This morning’s papers carry the news that the Liberal Democrats have finalised their pre-election line up.

Whilst this “reshuffle” is by no means a comprehensive reorganisation, it nonetheless provides some clues as to Lib Dem intentions going into the general election. It is therefore interesting that Clegg appears to have gently sidelined his party’s left wing.

This is most obvious with the widely covered demotion of Vince Cable, who will now be notionally restricted to the business brief with Danny Alexander taking the lead on the economy. Whilst Cable’s allies insist he’ll still be making economic interventions (which he probably will, official sanction or no), plenty of Lib Dem sources are telling the papers that he and much of the grass roots will not be happy that so prominent a left-winger has not been put front and centre for the campaign.

Yet Cable isn’t the only one affected by this rightward recalibration. Tim Farron, another leftist widely viewed (not least by himself) as Clegg’s probable successor as leader, has been put in charge of the foreign affairs portfolio.

Whilst this is notionally a promotion – the Independent describes it as the “high profile foreign affairs brief” – foreign policy is very rarely a decisive or even prominent election issue. Barring some foreign crisis, which as we described in our newslinks this morning the Government is keen to avoid, Farron will probably not have many distinctive Lib Dem foreign policy positions to articulate.

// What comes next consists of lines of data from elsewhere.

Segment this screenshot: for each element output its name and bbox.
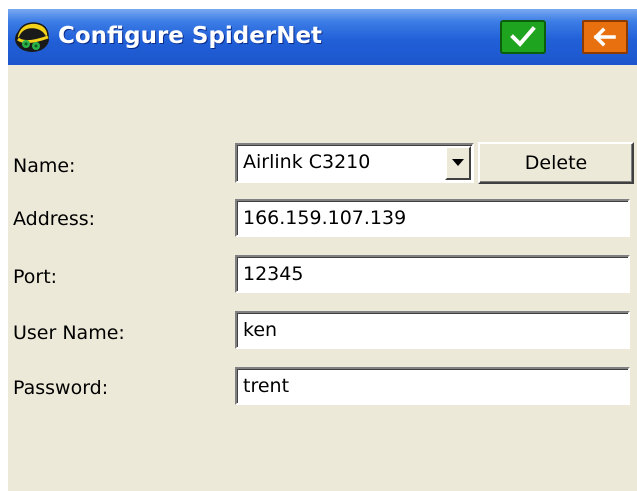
address-label: Address: — [13, 208, 96, 230]
chevron-down-icon — [452, 159, 464, 166]
address-input[interactable] — [243, 205, 613, 231]
window-title: Configure SpiderNet — [58, 23, 323, 49]
accept-button[interactable] — [500, 20, 546, 54]
port-input[interactable] — [243, 261, 613, 287]
username-input[interactable] — [243, 317, 613, 343]
checkmark-icon — [510, 26, 536, 47]
title-bar: Configure SpiderNet — [8, 9, 637, 65]
delete-button[interactable]: Delete — [478, 142, 634, 184]
username-label: User Name: — [13, 322, 125, 344]
password-field[interactable] — [235, 367, 630, 405]
name-dropdown[interactable]: Airlink C3210 — [235, 143, 474, 183]
port-field[interactable] — [235, 255, 630, 293]
back-arrow-icon — [593, 27, 616, 47]
configure-spidernet-window: Configure SpiderNet Name: Airlink C3210 … — [8, 9, 637, 491]
address-field[interactable] — [235, 199, 630, 237]
back-button[interactable] — [582, 20, 628, 54]
port-label: Port: — [13, 266, 58, 288]
dropdown-arrow-button[interactable] — [445, 146, 471, 180]
name-dropdown-value: Airlink C3210 — [243, 151, 371, 173]
spidernet-helmet-icon — [12, 17, 52, 57]
password-input[interactable] — [243, 373, 613, 399]
password-label: Password: — [13, 377, 109, 399]
username-field[interactable] — [235, 311, 630, 349]
name-label: Name: — [13, 155, 76, 177]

Again, this brief is not an iron cage – there’s nothing preventing Farron from making interventions in domestic issues. But with the spotlight on him as a leadership contender he risks unhelpful speculation of splits and challenges if he pays too little regard to his portfolio.

Against this, figures viewed as on the party right now command some of what will almost certainly be the critical policy battle lines of 2015. Alexander leads on the economy, as previously mentioned. David Laws, co-editor of the Orange Book once viewed as a potential Conservative defector, now holds the education brief.

Perhaps more significantly, tucked away near the bottom of the party announcement is the news that Norman Lamb is the party’s spokesman for health. This is certain to be a central political issue in the five months between now and polling day – just look at today’s front pages – so we can expect to hear a lot more from him.

Lamb was lauded by Lib Dem members at their conference for his work towards mental health reform, which produced one of that conference’s signature messages. This grassroots affection, combined with the heightened profile of a prominent election role, leads some to mention him as a “dark horse” candidate to challenge for the leadership from the party right once Clegg steps down.

What does this mean for the election? It does not mean that the Tories are going to get an easy ride – Laws launched a scathing attack on Cameron in today’s Telegraph simply for refusing to rule out education cuts. Whatever their own sympathies and comprehension of fiscal realities, it’s an election and all these men will be out for blood.

Nonetheless, these appointments do suggest a team more likely to find dividing lines with Labour than the Conservatives on the big issues of the campaign, and seem designed to boost the status of individuals who might be more kindly disposed to a second term of partnership with the Tories than to stepping out with Ed Miliband.